1. Fluoropolymer powder (1) having a unit based on tetrafluoroethylene and an oxygen-containing polar group (1), non-heat-meltable polytetrafluoroethylene powder (21) or heat-meltable fluoropolymer powder (22), and aqueous medium Powder dispersion containing and.
2. The volume-based cumulative 50% diameter of the powder (1) is 0.01 to 75 μm, and the volume-based cumulative 50% diameter of the powder (21) or the powder (22) is 0.01 to 100 μm. The powder dispersion liquid according to claim 1.
3. The mass ratio of the content of the fluoropolymer to the content of the non-heat-meltable polytetrafluoroethylene or the content of the heat-meltable fluoropolymer is 0.4 or less.
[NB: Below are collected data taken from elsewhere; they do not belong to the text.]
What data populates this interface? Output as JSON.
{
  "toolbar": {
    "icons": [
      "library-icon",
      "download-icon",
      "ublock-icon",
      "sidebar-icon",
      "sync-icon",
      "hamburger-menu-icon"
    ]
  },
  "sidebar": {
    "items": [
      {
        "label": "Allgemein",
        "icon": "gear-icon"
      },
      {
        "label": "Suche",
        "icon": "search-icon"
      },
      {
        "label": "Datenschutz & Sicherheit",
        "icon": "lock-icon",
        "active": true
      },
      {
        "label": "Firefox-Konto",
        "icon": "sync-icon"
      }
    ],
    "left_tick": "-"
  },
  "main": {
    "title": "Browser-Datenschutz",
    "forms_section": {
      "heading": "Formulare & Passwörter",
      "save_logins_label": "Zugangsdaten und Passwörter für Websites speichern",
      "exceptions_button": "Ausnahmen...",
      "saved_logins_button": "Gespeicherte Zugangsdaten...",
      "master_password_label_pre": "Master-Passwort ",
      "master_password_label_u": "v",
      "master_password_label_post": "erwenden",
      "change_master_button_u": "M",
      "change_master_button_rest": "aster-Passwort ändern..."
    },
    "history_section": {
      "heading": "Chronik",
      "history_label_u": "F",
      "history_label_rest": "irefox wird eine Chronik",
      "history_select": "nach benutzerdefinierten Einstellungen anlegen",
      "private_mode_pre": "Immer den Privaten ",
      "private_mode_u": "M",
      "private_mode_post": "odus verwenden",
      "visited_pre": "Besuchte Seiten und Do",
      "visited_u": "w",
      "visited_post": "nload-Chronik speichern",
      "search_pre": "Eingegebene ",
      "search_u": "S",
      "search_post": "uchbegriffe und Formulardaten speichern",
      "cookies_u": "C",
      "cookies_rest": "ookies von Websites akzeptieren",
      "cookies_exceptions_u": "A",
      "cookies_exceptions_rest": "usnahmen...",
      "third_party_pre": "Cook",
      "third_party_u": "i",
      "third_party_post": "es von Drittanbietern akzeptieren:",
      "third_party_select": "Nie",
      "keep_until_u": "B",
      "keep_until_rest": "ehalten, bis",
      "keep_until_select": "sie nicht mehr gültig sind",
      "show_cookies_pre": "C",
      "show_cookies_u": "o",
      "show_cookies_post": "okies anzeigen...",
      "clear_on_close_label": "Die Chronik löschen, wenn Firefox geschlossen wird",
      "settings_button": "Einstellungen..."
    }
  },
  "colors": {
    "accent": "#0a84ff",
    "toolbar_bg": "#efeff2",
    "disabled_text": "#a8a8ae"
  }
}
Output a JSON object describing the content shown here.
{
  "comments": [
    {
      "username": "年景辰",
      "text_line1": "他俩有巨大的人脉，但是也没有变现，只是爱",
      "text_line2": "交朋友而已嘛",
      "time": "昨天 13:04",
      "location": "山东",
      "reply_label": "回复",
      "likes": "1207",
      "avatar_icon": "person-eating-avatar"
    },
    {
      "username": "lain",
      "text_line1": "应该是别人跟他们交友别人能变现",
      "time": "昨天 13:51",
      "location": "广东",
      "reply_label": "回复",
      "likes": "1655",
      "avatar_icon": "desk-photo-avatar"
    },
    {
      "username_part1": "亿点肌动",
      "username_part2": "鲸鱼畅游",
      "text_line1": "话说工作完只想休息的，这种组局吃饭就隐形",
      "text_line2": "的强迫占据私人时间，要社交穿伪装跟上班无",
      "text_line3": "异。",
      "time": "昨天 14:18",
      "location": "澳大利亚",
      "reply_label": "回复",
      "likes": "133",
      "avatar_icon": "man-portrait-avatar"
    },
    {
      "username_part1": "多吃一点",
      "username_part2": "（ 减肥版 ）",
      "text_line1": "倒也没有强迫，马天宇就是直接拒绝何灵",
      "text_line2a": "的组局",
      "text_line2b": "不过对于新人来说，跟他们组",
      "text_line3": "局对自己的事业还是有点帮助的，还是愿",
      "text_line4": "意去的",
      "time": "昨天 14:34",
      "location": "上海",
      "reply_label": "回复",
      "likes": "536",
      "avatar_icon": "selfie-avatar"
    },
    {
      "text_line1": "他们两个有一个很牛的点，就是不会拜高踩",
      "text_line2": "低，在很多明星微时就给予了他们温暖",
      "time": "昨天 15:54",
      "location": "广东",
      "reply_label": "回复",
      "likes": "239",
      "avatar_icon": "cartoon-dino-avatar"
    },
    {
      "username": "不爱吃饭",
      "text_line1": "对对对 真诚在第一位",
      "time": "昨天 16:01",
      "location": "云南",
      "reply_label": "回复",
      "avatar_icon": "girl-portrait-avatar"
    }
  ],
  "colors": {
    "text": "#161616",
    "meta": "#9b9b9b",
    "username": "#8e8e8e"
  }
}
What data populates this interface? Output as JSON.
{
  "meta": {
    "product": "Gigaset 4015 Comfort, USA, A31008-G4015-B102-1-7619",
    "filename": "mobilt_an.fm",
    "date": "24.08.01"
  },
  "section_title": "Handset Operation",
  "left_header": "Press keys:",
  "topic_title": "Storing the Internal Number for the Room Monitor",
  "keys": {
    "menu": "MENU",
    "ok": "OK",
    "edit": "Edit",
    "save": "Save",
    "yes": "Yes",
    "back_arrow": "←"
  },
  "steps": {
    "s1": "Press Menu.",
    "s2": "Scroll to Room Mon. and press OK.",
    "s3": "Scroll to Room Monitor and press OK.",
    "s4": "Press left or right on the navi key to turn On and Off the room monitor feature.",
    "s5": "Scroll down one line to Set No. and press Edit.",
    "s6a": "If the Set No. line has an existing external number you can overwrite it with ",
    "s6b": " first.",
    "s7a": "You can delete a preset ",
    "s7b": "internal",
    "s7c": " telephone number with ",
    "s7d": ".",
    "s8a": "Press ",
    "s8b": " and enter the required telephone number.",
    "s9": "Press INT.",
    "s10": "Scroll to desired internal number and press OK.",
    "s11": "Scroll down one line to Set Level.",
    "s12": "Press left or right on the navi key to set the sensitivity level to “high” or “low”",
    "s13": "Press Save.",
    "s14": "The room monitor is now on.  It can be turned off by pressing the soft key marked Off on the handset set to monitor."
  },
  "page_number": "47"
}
Powder dispersion.
4. The powder dispersion liquid according to any one of claims 1 to 3, wherein a melting temperature of the fluoropolymer is 140 to 320°C.
5. The powder dispersion liquid according to any one of claims 1 to 4, wherein the fluoropolymer includes units based on the monomer having the oxygen-containing polar group.
6. The powder dispersion liquid according to any one of claims 1 to 5, wherein the oxygen-containing polar group is a hydroxyl group-containing group or a carbonyl group-containing group.
7. The powder dispersion liquid according to any one of claims 1 to 6, wherein the non-thermofusible polytetrafluoroethylene has a fibrillation property.
8. The heat-meltable fluoropolymer is a modified polytetrafluoroethylene, a copolymer of tetrafluoroethylene and perfluoro(alkyl vinyl ether), or a copolymer of tetrafluoroethylene and hexafluoropropylene. The powder dispersion described in.
9. The powder dispersion liquid according to any one of claims 1 to 8, comprising both the non-heat-meltable polytetrafluoroethylene powder (21) and the heat-meltable fluoropolymer powder (22).
10. The powder dispersion liquid according to any one of claims 1 to 9, further containing an acetylene-based surfactant, a silicone-based surfactant or a fluorine-based surfactant.
11. The powder dispersion liquid according to any one of claims 1 to 10, further comprising a fluorosurfactant, and the fluorosurfactant is fluoromonool or fluoropolyol.
12. A substrate comprising the powder dispersion according to any one of claims 1 to 11 which is applied to the surface of a substrate and which is heated to remove the aqueous medium to form a polymer layer, the substrate being the substrate. A method for producing a laminate, in which a layer and the polymer layer are laminated in this order to obtain a laminate.
13. A substrate comprising the powder dispersion according to any one of claims 1 to 11 which is applied to the surface of a substrate and which is heated to remove the aqueous medium to form a polymer layer, the substrate being the substrate. A method for producing a polymer film, comprising: obtaining a laminate in which a layer and the polymer layer are laminated in this order, and removing the base material layer from the laminate to obtain a polymer film including the polymer layer.
14. A method for producing a coated woven fabric, wherein a woven fabric is impregnated with the powder dispersion according to any one of claims 1 to 11, and the woven fabric is dried to obtain a woven fabric coated with a polymer layer.